Отрепьев шел к власти напролом, не останавливаясь перед убийствами и казнями. Он показал себя человеком жестоким и вероломным. Если в Москве самозванец надел маску милостивого монарха, решительно чуждавшегося кровопролития, то причина была одна. Он не имел сил и средств для сокрушения своевольного боярства.
Накануне опричнины царь Иван велел вставить в летопись свои речи к думе, записанные им по памяти. Тяжело больной государь будто бы обратился к верным людям с такими словами: «…чего испужалися? али чаете бояре вас пощадят? вы от бояр первыя мертвецы будете!., не дайте боярам сына моего извести».

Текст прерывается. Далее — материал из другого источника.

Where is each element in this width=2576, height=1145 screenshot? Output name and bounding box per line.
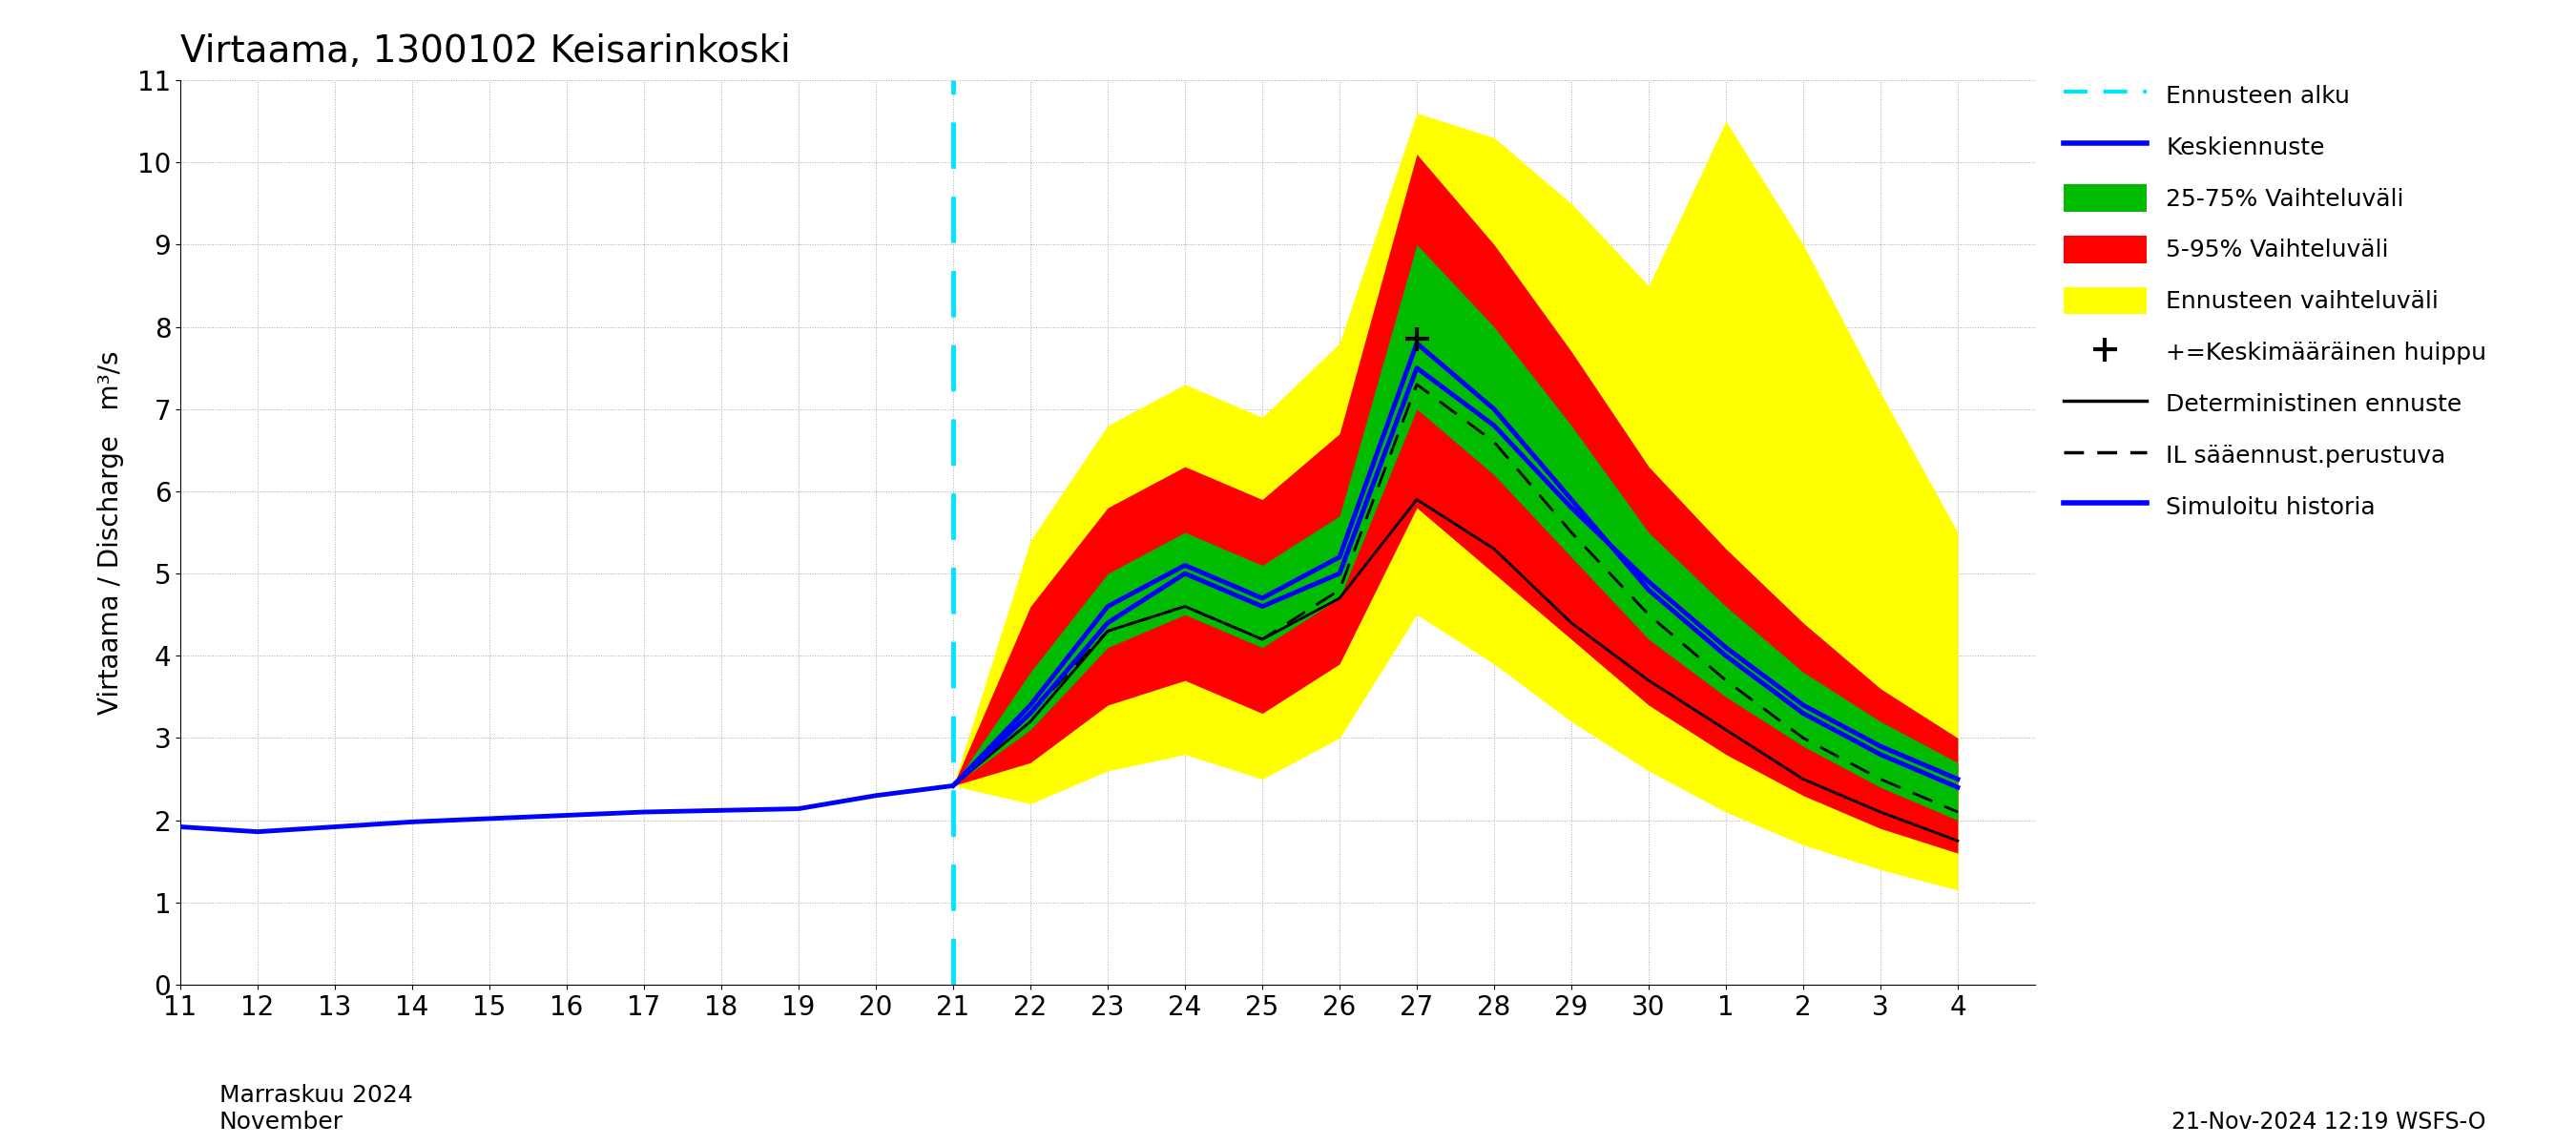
Text: Virtaama, 1300102 Keisarinkoski: Virtaama, 1300102 Keisarinkoski xyxy=(180,33,791,69)
Y-axis label: Virtaama / Discharge   m³/s: Virtaama / Discharge m³/s xyxy=(98,350,124,714)
Text: 21-Nov-2024 12:19 WSFS-O: 21-Nov-2024 12:19 WSFS-O xyxy=(2172,1111,2486,1134)
Text: Marraskuu 2024
November: Marraskuu 2024 November xyxy=(219,1084,412,1134)
Legend: Ennusteen alku, Keskiennuste, 25-75% Vaihteluväli, 5-95% Vaihteluväli, Ennusteen: Ennusteen alku, Keskiennuste, 25-75% Vai… xyxy=(2056,74,2494,527)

Страх перед могущественной знатью обуревал также и мнимого сына Грозного. Однажды главный секретарь Лжедмитрия Ян Бучинский напомнил ему о своем совете оставить бояр (из тюрьмы. — Р. С.), и от них будет страхе. Советник Лжедмитрия четко указал на рубеж, за которым началось для самозванца время «страхования». Таким рубежом было вынужденное прощение Шуйских, которое позволило Боярской думе вернуть себе прежнее влияние в государстве. Отрепьев считал Бучинского другом и платил ему откровенностью за откровенность. Сразу после свадьбы с Мнишек он поведал секретарю, какой невыразимый страх испытал во время торжественной церемонии: «Как я венчался, и у меня в ту пору большое опасенье было, потому что по православному закону сперва надо крестить невесту, а потом уже вести ее в церковь, а некрещеной иноверке и в церковь не войти, а больше всего боялся, что архиереи станут упрямиться, не благословят и миром не помажут». Отрепьев обладал проницательностью и достаточно хорошо знал людей, чтобы не догадываться об истинном отношении к нему отцов церкви и бояр. Иногда ему казалось, что терпение последних вот-вот истощится и они положат конец затянувшейся комедии.